Well, you can participate in an exercise that is, uh, directly comparable and almost as exciting! Usually I encounter ambiguity after it has resulted in a messy and expensive dispute, but you have an alternative! You can join your organization’s “PreAmbiguity” department, where you get to use your innate ability to “previsualize” contract disputes of extreme emotion and violence, before the offending language has chance to cause any confusion.
And you don’t even need to sit in a bathtub like the Precogs do! Instead, all that’s required is that you be an informed consumer of contract language, so you’re familiar with the different kinds of ambiguity, some of them fiendishly subtle. The unmatched source for that arcane knowledge is, of course, A Manual of Style for Contract Drafting.

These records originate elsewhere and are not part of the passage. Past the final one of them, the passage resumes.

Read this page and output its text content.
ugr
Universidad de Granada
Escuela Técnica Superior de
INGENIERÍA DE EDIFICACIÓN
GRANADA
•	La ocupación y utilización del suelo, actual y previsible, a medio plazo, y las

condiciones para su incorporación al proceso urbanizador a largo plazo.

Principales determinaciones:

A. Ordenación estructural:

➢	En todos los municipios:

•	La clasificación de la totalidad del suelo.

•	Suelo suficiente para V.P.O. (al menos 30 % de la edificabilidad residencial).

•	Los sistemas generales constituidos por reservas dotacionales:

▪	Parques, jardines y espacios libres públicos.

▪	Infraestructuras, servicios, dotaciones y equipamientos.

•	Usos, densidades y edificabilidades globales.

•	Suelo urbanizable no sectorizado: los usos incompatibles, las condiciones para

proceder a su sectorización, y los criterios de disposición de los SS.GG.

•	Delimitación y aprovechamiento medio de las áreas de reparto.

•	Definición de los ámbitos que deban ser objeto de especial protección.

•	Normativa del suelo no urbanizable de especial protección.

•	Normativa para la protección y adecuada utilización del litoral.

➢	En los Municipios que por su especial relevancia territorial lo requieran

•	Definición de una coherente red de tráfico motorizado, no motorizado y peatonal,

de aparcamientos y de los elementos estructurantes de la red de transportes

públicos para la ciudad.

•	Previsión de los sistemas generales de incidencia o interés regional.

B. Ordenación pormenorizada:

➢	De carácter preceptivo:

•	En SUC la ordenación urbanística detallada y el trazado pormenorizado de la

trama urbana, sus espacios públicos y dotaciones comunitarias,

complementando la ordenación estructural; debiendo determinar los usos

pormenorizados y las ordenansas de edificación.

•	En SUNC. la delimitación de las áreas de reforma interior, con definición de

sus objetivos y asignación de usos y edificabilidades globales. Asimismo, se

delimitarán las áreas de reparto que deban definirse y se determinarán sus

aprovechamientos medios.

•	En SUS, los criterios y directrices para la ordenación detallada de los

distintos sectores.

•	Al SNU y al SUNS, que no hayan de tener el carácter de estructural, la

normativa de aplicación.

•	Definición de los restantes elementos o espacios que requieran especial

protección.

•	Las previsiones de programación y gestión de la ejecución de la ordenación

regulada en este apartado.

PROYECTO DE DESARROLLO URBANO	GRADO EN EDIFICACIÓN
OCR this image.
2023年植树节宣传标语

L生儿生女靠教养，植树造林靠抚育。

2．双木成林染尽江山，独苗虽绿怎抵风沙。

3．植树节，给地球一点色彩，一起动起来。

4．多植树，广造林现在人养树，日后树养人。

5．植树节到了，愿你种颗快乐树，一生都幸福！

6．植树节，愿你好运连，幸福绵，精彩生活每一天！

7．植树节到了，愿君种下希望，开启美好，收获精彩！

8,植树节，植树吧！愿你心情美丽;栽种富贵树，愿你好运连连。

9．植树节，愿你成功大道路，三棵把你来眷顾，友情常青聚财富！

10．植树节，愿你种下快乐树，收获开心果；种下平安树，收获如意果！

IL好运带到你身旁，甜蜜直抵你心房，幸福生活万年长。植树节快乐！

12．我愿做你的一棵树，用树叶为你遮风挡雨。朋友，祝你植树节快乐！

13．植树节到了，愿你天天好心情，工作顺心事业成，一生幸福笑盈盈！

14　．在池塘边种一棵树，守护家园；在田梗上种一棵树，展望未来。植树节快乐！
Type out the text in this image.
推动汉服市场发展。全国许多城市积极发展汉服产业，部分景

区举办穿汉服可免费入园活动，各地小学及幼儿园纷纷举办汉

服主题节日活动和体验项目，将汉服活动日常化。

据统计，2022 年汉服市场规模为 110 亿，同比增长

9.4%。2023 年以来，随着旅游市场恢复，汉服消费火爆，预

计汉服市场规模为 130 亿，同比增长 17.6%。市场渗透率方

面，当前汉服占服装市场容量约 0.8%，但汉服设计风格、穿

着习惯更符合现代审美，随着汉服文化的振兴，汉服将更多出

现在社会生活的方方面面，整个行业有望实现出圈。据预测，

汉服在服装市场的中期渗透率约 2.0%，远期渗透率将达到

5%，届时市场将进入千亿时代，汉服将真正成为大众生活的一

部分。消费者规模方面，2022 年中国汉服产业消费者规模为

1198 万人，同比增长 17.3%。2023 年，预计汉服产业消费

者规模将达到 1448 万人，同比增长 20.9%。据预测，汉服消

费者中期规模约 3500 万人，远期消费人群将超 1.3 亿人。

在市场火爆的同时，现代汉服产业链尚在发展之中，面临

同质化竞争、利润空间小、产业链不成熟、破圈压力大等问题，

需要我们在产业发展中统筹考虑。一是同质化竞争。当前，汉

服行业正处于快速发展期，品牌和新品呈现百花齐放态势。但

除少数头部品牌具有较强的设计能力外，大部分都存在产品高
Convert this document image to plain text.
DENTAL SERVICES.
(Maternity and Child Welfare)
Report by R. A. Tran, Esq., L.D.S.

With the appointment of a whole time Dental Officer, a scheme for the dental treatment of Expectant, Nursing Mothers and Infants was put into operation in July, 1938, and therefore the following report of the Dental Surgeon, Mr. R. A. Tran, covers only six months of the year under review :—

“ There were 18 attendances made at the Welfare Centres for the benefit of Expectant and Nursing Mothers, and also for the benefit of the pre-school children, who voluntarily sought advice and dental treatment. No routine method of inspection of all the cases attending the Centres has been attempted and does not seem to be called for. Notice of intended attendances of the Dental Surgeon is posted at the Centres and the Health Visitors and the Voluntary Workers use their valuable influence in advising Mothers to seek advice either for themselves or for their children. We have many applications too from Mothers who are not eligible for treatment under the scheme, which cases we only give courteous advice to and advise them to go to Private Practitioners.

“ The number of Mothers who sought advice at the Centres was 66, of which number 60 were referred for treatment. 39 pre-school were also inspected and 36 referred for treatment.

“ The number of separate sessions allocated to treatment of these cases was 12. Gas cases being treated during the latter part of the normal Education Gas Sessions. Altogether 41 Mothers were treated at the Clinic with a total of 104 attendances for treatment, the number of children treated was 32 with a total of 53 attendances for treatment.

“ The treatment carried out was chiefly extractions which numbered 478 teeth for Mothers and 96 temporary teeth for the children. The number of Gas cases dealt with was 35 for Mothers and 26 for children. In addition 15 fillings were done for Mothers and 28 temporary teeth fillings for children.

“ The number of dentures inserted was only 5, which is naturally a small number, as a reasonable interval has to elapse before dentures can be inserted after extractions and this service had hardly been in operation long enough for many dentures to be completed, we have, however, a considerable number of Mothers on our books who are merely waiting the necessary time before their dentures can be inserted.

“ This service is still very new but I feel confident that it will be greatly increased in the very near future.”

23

Recently I called on my PreAmbiguity abilities in spotting this on EDGAR, in a 2018 Pfizer contract:
What we have here is what I call “ambiguity of the part versus the whole.” May the other party terminate if the nonperforming party is prevented from performing one or more of its obligations? Or does it apply only if the nonperforming party is unable to perform all of its obligations? (We last encountered the ambiguous any in this December 2020 blog post.)
It’s not hard to imagine this resulting in a dispute. Unfortunately, I’m not yet in a position to prevent fights over ambiguity by imprisoning the parties in suspended animation in a containment cell. So I did the next-best thing—I gave a shout-out to Pfizer on Twitter! I’m sure they were delighted to hear from me.
Just another day in the PreAmbiguity department!